Is this your family's first experience with Montessori daycare? If you want to learn more about this educational philosophy and how Montessori child care centers differ from other programs, take a look at the top questions new parents have answered.

Are All Children In Montessori Programs In Multi-Age Classrooms?

Yes, all Montessori preschools or early childhood centers use the multi-age classroom approach. The early childhood classroom may include children ages two-and-a-half through six years, according to the American Montessori Society. This grouping strategy is central to the philosophy and can help your child to learn, grow, and develop in new ways. It can also create a caring community of learners who stay together for several years in a row. 

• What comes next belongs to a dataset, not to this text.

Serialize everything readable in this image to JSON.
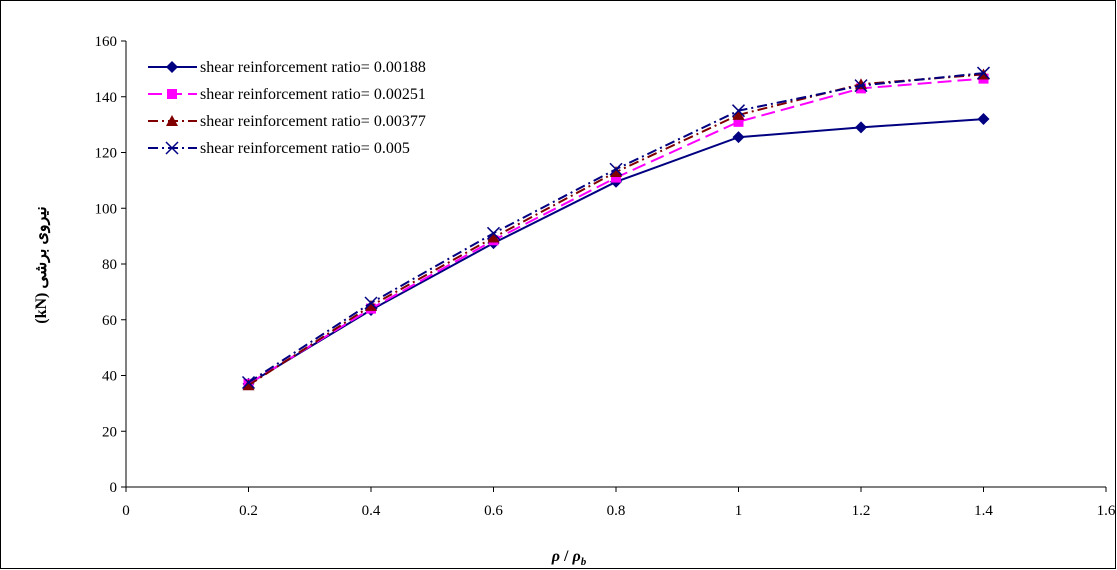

Even though it may seem like the traditional like-aged groupings you might see in other child care centers or elementary schools are the "right" or "best" options, the multi-age classroom offers younger children the chance to learn from older students—and the older children can develop new skills by helping the younger ones. This can help both younger and older children to build academic, social, and emotional abilities.

Is Montessori Really Different From Other Preschool Programs?

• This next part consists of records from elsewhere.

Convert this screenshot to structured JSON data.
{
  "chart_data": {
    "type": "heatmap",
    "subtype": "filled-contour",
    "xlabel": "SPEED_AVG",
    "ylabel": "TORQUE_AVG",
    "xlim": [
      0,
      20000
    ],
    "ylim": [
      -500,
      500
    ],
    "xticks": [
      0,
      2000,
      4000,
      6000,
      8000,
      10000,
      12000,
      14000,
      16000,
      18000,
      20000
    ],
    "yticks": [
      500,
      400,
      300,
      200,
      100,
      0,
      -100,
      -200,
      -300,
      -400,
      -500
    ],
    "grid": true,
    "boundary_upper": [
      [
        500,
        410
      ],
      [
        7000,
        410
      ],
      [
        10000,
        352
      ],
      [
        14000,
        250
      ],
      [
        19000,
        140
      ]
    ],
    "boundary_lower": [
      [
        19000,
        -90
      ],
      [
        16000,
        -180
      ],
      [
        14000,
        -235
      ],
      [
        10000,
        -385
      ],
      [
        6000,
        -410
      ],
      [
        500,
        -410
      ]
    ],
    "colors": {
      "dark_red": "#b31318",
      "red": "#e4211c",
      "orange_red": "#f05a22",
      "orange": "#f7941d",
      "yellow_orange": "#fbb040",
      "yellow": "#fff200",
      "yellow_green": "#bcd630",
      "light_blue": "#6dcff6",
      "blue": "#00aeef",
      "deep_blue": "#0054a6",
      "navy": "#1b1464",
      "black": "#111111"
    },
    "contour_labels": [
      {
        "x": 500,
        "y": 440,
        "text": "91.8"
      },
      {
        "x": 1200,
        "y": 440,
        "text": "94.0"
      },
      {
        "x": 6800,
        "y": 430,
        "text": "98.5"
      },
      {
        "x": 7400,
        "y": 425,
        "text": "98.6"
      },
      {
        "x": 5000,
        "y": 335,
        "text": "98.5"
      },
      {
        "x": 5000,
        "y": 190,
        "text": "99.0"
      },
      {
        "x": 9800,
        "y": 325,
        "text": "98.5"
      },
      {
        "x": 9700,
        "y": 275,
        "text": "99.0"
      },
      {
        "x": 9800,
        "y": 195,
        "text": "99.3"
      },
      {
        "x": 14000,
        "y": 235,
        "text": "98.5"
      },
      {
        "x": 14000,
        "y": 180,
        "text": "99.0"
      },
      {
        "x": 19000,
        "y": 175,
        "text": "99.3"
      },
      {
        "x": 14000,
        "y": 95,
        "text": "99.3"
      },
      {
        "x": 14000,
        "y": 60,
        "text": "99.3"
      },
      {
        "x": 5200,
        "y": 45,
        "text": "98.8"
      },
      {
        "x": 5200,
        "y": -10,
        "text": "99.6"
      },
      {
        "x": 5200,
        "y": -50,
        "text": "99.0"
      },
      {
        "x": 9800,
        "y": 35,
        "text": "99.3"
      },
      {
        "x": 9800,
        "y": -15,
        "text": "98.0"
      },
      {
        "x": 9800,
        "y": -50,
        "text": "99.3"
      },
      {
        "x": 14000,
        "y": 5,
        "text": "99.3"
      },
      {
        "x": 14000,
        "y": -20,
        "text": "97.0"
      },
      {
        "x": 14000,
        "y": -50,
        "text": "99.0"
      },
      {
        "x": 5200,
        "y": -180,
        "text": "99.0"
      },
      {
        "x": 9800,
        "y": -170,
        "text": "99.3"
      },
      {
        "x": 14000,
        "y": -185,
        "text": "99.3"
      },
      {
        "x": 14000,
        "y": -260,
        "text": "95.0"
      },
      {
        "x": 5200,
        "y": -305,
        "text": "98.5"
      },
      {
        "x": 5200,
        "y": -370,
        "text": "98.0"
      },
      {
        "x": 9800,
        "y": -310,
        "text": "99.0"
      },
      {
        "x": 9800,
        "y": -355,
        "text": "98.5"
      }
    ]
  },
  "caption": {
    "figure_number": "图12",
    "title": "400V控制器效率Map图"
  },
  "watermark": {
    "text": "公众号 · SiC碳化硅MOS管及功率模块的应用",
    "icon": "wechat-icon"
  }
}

Yes, Montessori is different from other preschools, daycare centers, or similar school programs. While the multi-age classroom approach is a notable difference between Montessori and other educational options, it isn't the only one. Along with multi-age classrooms, Montessori is grounded in a child-led type of learning. This puts your child at the center of their own academic or developmental experience.

Montessori education isn't passive. Instead of a teacher lecturing young students, the children will take on an active role in the learning process. Your child will have the opportunity to choose their own materials (from pre-selected items) and activities. This allows your child to focus on areas that interest them and learn at their own pace. 

Are Montessori Students Independent?

Yes, Montessori supports the development of independence. But this doesn't mean that your child is left unattended or needs to fend for themselves at school. Instead, the Montessori philosophy informs a classroom framework that encourages exploration, self-care, and individual learning. 

If your child needs help, the teacher is close by to provide assistance. This differs from doing things for the student or expecting the children to passively sit back and watch the educator. Think of the Montessori daycare teacher as a cheerleader/organizer/facilitator. Educators in these classrooms believe in the value of each child and understand that their young students are capable learners who can develop a true sense of independence during the early years.